Still fighting to get back to norm with my back. Officially pissing me off now that the weather has cooled down to perfect running temps. Decided I’ll give it two more days (including one more chiro visit) before I just say screw it, strap on the Asics and let the best man win. Things are a bit better as my doctor was able to get my legs back to the same length and now primarily focused on getting the swelling out of the sciatic. Until then I’ll just have to slither around.
Oops, forgot to provide a coffee time warning, let’s correct that – for those of you that do not like small, slender footless creatures with forked tongues you might want pass over this particular post or minimally go grab your security blanket because this ride might get a bit bumpy. Yep, as you can see, today’s featured creature isn’t exactly small. Thanks to an interesting encounter at Emiquon National Wildlife Refuge back in July 2017 I get to bring you a BAWS.
Hit the jump unless you are really not into these water spears in which case I’d wait a few more days until I have something new posted ha!
Nowhere close to those crazy people at National Geographic, but I’ve had my share of dicey encounters. I’ll never forget almost stepping on a Alligator (link here), being abandoned by my UB (wife) while another Alligator rolled up on us (link here), had a Brown Bear luckily reveal itself right before we headed down the same path (link here), had a stare down with a Bobcat neither of us knowing what the other was capable of (that I apparently still need to blog about) and later learned how stupid I was with an extremely large snapping turtle (link here) are some examples that come to mind. All ended well and as a result, got a lot smarter.
I’m rather blessed with the ability to remember extended details – although with exception to remembering things Linda wants me to do – probably more finely honed selective hearing ha. Each of those encounters I can pretty much recount flawlessly as they stay vivid as the moment of the encounter. I’ve spent a lot of time studying human behavior as people actually intrigue me even more than wildlife. Amazes me how those with the capacity for higher thinking can at like animals and those less gray mattered creatures can display an abundance of social cues and altruism. I’ll just leave that right there as I only brought it up to mention a theory I had that humans have the ability to store mentally based on a collective state of body diagnostics rather than just visual cues, smells, sounds, time etc. Think of it as a huge multidimensional index card file based on another set of dimensions including blood pressure, adrenaline levels, heart rate etc. that you experience at a given point in time.

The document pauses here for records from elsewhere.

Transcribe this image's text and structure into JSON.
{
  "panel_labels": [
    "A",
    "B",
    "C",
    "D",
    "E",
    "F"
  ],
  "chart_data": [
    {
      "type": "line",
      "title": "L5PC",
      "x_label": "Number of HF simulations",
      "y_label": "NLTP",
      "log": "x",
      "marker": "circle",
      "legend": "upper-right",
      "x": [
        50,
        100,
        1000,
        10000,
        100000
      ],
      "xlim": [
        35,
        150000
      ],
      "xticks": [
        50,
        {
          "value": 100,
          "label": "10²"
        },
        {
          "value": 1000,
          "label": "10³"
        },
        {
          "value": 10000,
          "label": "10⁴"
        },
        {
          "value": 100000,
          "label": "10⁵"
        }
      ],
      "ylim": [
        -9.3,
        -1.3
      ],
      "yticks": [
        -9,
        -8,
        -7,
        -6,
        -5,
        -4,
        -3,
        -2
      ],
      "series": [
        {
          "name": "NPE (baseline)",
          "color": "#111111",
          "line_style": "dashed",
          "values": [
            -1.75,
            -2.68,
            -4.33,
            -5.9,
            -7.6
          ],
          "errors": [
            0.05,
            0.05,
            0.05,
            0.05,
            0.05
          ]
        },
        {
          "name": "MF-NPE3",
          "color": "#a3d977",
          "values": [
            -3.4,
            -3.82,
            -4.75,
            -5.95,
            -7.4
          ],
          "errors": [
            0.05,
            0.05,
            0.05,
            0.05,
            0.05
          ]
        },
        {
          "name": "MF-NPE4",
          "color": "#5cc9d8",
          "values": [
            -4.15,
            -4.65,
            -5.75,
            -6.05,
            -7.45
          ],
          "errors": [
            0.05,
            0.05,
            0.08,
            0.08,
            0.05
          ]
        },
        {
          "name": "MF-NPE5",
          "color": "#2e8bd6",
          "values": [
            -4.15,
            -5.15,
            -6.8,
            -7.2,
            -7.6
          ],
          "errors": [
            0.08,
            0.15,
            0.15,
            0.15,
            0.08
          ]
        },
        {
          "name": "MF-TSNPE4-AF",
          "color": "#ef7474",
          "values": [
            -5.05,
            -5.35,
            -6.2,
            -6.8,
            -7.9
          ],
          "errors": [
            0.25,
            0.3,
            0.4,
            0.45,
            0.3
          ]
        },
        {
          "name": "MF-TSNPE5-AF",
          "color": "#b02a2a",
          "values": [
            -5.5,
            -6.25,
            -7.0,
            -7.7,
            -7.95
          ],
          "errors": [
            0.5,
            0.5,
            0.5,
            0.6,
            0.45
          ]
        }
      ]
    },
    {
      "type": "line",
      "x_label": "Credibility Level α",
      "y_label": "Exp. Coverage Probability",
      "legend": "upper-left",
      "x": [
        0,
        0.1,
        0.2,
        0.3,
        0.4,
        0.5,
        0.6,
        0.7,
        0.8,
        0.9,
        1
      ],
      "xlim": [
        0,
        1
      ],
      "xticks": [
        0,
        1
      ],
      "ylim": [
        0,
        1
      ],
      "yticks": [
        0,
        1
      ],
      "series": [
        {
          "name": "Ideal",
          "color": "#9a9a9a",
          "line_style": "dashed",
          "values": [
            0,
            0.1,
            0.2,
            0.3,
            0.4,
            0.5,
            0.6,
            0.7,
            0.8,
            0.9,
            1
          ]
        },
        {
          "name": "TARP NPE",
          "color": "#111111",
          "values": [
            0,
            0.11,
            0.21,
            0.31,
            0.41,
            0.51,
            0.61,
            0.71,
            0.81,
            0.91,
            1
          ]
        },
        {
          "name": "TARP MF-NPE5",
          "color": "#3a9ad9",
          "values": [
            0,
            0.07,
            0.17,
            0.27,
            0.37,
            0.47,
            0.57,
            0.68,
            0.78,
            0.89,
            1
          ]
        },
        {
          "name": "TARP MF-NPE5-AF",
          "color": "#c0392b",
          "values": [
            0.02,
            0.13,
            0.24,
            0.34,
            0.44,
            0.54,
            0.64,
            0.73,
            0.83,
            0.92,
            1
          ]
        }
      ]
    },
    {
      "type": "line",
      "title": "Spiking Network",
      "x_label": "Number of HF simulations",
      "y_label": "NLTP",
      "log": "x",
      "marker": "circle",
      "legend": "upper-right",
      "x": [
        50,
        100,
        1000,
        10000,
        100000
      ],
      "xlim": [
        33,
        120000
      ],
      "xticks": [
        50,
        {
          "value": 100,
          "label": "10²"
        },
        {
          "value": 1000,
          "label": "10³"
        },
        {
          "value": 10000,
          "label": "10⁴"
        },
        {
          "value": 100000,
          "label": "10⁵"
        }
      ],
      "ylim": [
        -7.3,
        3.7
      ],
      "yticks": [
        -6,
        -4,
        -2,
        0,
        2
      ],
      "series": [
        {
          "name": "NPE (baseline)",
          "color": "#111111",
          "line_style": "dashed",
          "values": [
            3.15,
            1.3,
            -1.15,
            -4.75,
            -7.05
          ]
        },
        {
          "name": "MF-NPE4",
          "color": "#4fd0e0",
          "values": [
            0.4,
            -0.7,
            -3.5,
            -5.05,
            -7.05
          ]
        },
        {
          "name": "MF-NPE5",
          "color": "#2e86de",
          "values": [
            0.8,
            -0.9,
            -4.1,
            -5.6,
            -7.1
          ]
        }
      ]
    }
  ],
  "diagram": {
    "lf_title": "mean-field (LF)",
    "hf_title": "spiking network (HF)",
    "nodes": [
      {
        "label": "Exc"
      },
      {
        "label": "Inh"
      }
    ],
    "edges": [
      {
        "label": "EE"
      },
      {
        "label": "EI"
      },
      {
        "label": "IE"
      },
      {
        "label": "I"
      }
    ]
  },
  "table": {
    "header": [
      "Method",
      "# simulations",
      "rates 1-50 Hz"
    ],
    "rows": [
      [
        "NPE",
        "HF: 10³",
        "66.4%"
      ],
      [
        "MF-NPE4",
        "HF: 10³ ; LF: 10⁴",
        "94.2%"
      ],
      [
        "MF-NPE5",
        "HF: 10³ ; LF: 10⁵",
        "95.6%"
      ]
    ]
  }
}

Never was able to get around to proving out the theory thanks to my programming classes eventually consuming me, but maybe something to take up once the office desk is vacated. Long story short, each of my personal encounters shot my heart rate through the roof, brought the blood pressure to boiling and at onset kicked in flight responses that could make it through a brick wall. The BAWS encounter here did the exact same thing. Ron and I were traversing a raised walkway through the marsh area at Emoquin when I looked down to our left and saw a Catfish floating above the water and across the rocks.
Initially, wasn’t sure how to rationalize that as you don’t often see a fish (a bottom dweller none the less) floating alongside you. While trying to piece it together, tried to get Ron’s attention. A split second later it hit me full force square in the internal flight reactors. “HOLY SHIT, look at the size of that snake”. True to our nature, both our cameras were up and snapping immediately. Thanks to The Beast, was able to get up close and personal with one of the biggest snakes I’ve ever seen in the wild – still think the one Ron and I saw above us in a tree at Wild Prairie Park takes top honors, but this wasn’t that far off).
Now, with absolutely no doubt, I’m horrible at snake identification. Illinois really has few dangerous snakes and the ones I do come in contact with like the Garters, Blue Racers and Rat Snakes are easily recognizable. Unfortunately, we do have a venomous water snake which locally goes by Water Moccasin but actually named as a Cottonmouth. Distinguishing that venomous water snake from the other water varieties is difficult – all adept in the water, all have tubular bodies, all have forked tongues and all equally make me uneasy when in their presence – you get my drift. Therefore, the snakes that fall into this category are simply BAWS – BIG-ASSED WATER SNAKES. Being slow on the ID draw, I simply keep my distance and hope to god Linda doesn’t see one or all hell will break lose – she’s more likely to try to pet a grizzly than step within 20 feet of any slitherer.
Luckily Ron takes photography as serious as I do and would never think to pass up this opportunity to tin some snake behavior. Eventually it decides we were not a threat to take its precious Catfish and headed off to enjoy a well-earned dinner. In case you are wondering, I do believe this is not a Water Moccasin and instead a Banded or Northern Water Snake. If anyone knows their snakes, would love to know if the Banded and the Northern are one in the same. The documentation is unclear from what I can find – some places like Wiki implied they are the same, where others reference them as more southern (Banded) or northern varieties. It also annoys me that the same snake can have a multitude of color palettes and it isn’t just at breeding time like our feathered friends. Will go ahead and call it a post here. Hope you enjoyed seeing something a bit different for a change – bad thing is I will know EXACTLY when Linda gets around to reading this post based on the scream that will ring throughout the house!